Lalu kau pun berkata: Alangkah pengapnya kota!
Saatnya tiba menghapus resah dan masa lalu
: Menghapus kota dari peta hidupmu. Saatnya tiba
Melupakan batas-batas dan jadi warga dunia!
Tak ada kota, katamu, bumilah tempat tinggalku.
Sampai di suatu saat, di suatu tempat di tanah asing
Seseorang menyebut nama itu, nama kota itu
Bagai ujung belati suatu tusukan menembus ulu hati
Kau pun mengaduh dan mengerti arti kata rindu.
2
Para pengembara berkata: Kita ini warga kemanusiaan
Mengapa kau mengurung dirimu dalam sebuah kota?
Negeri-negeri sudah kehilangan batasnya dan langit
Dibentangkan bagi semua sayap, bagi semua harap.

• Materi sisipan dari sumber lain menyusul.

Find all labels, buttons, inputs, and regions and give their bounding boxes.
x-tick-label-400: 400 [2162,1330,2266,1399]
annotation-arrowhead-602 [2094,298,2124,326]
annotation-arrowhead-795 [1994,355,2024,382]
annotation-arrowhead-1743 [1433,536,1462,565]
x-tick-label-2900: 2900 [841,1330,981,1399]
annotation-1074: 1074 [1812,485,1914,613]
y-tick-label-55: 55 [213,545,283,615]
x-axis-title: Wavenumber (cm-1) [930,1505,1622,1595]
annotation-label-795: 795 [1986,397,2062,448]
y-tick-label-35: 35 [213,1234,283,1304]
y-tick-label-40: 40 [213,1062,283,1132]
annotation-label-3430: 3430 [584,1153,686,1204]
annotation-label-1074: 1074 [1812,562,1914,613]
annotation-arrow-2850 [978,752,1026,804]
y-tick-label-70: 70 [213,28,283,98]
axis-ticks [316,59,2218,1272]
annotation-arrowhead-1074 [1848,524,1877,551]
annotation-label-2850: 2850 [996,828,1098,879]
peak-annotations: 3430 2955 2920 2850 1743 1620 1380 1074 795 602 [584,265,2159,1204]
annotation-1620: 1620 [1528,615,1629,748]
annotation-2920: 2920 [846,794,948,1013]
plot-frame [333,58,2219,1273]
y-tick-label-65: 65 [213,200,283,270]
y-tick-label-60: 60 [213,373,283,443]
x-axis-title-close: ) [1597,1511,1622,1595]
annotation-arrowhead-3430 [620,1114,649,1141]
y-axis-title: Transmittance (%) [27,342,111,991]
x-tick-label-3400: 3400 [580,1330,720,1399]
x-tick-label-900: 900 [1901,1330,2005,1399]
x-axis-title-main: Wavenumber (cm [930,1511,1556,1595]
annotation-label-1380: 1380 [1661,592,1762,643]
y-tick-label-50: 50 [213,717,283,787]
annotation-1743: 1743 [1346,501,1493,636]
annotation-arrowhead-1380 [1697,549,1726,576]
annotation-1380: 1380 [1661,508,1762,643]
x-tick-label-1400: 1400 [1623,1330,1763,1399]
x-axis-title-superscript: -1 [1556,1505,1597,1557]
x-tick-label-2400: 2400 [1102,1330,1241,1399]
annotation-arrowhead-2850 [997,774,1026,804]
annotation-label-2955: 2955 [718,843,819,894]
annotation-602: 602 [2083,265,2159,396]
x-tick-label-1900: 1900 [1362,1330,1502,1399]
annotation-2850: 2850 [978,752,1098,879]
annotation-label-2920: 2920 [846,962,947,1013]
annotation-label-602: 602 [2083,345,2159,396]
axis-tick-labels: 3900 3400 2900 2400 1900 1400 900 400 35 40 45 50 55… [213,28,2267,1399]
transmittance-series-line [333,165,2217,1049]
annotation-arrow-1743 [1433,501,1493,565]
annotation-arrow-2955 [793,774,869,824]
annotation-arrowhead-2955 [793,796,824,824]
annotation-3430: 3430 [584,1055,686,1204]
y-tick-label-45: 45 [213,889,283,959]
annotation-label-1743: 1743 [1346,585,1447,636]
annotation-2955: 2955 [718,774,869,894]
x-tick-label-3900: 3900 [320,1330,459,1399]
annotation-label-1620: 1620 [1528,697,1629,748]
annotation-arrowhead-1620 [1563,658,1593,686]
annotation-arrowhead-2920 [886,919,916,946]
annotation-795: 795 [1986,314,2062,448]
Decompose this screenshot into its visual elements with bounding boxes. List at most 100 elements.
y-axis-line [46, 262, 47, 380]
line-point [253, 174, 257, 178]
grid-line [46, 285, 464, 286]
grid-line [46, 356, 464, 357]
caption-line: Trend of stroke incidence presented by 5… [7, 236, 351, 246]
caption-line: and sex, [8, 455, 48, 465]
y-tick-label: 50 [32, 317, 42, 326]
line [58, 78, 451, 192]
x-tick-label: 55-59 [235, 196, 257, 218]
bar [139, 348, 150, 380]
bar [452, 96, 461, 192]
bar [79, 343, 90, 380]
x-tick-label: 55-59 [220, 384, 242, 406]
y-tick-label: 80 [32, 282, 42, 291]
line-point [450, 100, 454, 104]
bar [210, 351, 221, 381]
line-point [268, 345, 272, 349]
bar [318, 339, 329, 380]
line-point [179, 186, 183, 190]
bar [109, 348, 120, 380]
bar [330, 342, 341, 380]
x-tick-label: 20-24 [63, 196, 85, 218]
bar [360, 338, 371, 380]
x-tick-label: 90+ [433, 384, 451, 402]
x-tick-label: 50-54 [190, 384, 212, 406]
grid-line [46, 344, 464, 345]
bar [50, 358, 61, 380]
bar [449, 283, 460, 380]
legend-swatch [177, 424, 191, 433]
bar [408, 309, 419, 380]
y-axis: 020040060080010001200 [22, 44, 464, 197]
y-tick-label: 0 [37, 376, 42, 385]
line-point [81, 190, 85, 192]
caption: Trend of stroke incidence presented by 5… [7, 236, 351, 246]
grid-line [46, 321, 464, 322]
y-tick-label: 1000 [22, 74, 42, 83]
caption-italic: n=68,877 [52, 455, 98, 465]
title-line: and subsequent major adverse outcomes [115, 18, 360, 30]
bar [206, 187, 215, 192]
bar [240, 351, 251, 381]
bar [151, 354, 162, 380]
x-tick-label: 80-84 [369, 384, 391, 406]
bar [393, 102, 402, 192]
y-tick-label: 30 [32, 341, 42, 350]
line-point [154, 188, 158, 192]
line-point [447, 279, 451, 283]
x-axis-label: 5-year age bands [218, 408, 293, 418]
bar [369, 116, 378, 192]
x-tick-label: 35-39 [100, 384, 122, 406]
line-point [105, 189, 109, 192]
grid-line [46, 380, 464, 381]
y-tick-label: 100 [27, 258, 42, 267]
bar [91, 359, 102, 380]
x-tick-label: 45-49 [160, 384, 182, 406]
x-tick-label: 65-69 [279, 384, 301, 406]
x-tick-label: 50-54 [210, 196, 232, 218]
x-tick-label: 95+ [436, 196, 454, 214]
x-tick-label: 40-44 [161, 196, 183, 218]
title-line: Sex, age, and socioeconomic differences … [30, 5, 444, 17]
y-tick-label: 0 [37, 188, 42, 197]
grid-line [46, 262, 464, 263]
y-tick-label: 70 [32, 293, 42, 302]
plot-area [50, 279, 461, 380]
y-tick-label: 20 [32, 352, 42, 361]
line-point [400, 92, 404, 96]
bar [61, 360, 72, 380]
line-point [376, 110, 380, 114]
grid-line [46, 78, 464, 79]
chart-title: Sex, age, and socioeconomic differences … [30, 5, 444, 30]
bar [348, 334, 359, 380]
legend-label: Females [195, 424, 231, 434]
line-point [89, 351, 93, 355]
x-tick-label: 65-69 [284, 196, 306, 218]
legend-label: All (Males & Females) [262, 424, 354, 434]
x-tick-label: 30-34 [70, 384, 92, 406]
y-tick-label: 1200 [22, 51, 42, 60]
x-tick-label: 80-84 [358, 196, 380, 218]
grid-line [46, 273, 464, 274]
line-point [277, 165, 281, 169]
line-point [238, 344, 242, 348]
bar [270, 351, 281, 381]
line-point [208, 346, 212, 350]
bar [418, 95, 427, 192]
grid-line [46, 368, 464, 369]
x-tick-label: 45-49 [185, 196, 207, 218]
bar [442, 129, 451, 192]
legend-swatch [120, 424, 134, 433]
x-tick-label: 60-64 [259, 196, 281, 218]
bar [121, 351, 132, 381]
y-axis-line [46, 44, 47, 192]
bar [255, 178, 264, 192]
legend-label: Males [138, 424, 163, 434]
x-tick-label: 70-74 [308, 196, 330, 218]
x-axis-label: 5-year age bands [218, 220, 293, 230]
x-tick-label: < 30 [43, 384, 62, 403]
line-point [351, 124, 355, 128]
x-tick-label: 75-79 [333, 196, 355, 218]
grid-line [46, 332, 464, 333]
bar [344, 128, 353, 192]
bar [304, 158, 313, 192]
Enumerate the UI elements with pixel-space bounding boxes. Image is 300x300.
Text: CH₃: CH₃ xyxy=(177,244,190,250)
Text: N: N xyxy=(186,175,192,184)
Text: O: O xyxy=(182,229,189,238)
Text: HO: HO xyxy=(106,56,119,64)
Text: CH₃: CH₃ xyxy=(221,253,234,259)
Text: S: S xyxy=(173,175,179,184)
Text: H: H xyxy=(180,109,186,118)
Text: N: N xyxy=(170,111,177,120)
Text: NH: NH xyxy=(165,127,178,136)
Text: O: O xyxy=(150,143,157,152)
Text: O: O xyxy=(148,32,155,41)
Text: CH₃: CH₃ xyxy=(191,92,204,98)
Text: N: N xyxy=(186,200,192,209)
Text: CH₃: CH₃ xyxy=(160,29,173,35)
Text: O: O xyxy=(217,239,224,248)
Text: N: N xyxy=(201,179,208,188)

Di negeri asing pun hutannya hijau dan senyum gadis
Sama-sama kesumba. Bentang layar yang lebih lebar
Julang anjung yang lebih akbar! Dermaga berjuluran
Dari segala pelabuhan, menjanjikan petualangan.
Tinggalkan kota dan masa lalu! Kata mereka. Tetapi
Kemarin akan terbawa dalam esok hari dan kau
Tak mungkin melarikan diri dari dirimu sendiri
Dari kota yang jalannya uratmu, udaranya nafasmu.
Sumber: Nyanyian Tanah Air (Grasindo, 2000)\

Surat Bertanggal 17 Agustus 1946
Kami sambut fajar kami dengan cara tersendiri:
Tenggorok perunggu serak memaki-maki angkasa hitam
yang gemetar atas bumi karat dan rongsokan
tempat tulang-tulang abad lampau rapuh oleh asin air mata.
Hari ini pemuda-pemuda mengganti hati mereka dengan baja
Agar bisa tidur berbantal batu dan berselimut angin
Sedang bagi gadis-gadis kami hadiahkan mawar api
Kembang di ujung senapan, bau mesiu alangkah wangi!
Dengar! Lidah-lidah api memanggil di malam sepi,
berdentam, berdesing!
Kami pun ke luar, membajak Tanah Air dengan sangkur telanjang
Menyiramnya dengan darah, memupuknya dengan serpihan daging,
karena langit hanya menghujankan api dan besi, api dan besi.